Der Bau des aktuellen Gebäudes ist hauptsächlich zwischen dem späten 15. und frühen 16. Jahrhundert. Das Kirchenschiff, der südliche Veranda und der Chor stammen aus der ersten Hälfte des 16., während das westliche Tor, markiert 1575, zu einer späteren Phase bezeugt. Der Glockenturm und sein quadratischer Turm, die Arbeiten der Architekten Pierre Mathieu Le Bris, Guillaume Kerlezroux und Michel Miliau, wurden um 1650 errichtet, die einen kreisförmigen Treppenturm und einen achteckigen Pfeil im Mauerwerk kombinieren. Die südlichen (1744) und nördlichen (post-1836) Sakristeien spiegeln späte funktionelle Ergänzungen wider.

Im Inneren, mit drei Näben mit Holz gewölbten Transepten, bewahrt Sandsteine und Eingänge des 16. Jahrhunderts, obwohl teilweise durch eine Platte aus dem 19. Jahrhundert maskiert. Das Pfarrhaus mit zwei monumentalen Zugängen (eine wahrscheinlich aus dem 16.-17. Jahrhundert, das andere aus dem späten 19.), beherbergt auch zwei Kalvarien und einen Friedhof Zaun klassifiziert. Große Restaurierungen fanden 1788 (Cheur), 1826 (Schacht) und im 19. Jahrhundert (größere Buchten) vor einer kompletten Renovierung zwischen 2005 und 2007 statt.

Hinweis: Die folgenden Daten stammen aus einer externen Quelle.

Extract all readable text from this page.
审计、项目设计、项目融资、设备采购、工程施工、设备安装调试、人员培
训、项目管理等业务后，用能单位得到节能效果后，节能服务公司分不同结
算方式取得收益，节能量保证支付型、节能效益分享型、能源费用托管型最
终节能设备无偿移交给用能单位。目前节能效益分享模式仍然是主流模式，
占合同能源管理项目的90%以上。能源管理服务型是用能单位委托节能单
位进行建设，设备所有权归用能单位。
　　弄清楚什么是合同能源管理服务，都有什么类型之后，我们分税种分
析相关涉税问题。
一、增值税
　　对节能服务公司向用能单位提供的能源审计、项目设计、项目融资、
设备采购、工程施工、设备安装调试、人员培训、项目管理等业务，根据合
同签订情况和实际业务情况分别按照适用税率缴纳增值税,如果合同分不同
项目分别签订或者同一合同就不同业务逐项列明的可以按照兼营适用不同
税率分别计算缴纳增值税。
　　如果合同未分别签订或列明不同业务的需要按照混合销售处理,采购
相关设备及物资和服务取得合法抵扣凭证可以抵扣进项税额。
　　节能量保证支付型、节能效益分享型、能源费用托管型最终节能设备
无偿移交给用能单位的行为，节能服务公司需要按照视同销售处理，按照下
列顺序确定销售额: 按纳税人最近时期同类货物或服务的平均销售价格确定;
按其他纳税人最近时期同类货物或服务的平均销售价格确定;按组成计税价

Der Ort, der im Besitz der Gemeinde Berrien ist, ist seit dem 11. Jahrhundert Zeuge der lokalen religiösen Geschichte, obwohl das gegenwärtige Gebäude keine Spuren dieser Zeit behält. Die alten Fotografien zeigen einen Baumfriedhof, der jetzt in einen zusammenhängenden Erbekomplex integriert ist, der durch seine hybride Architektur und seine zentrale Rolle im bretonischen Gemeinschaftsleben gekennzeichnet ist.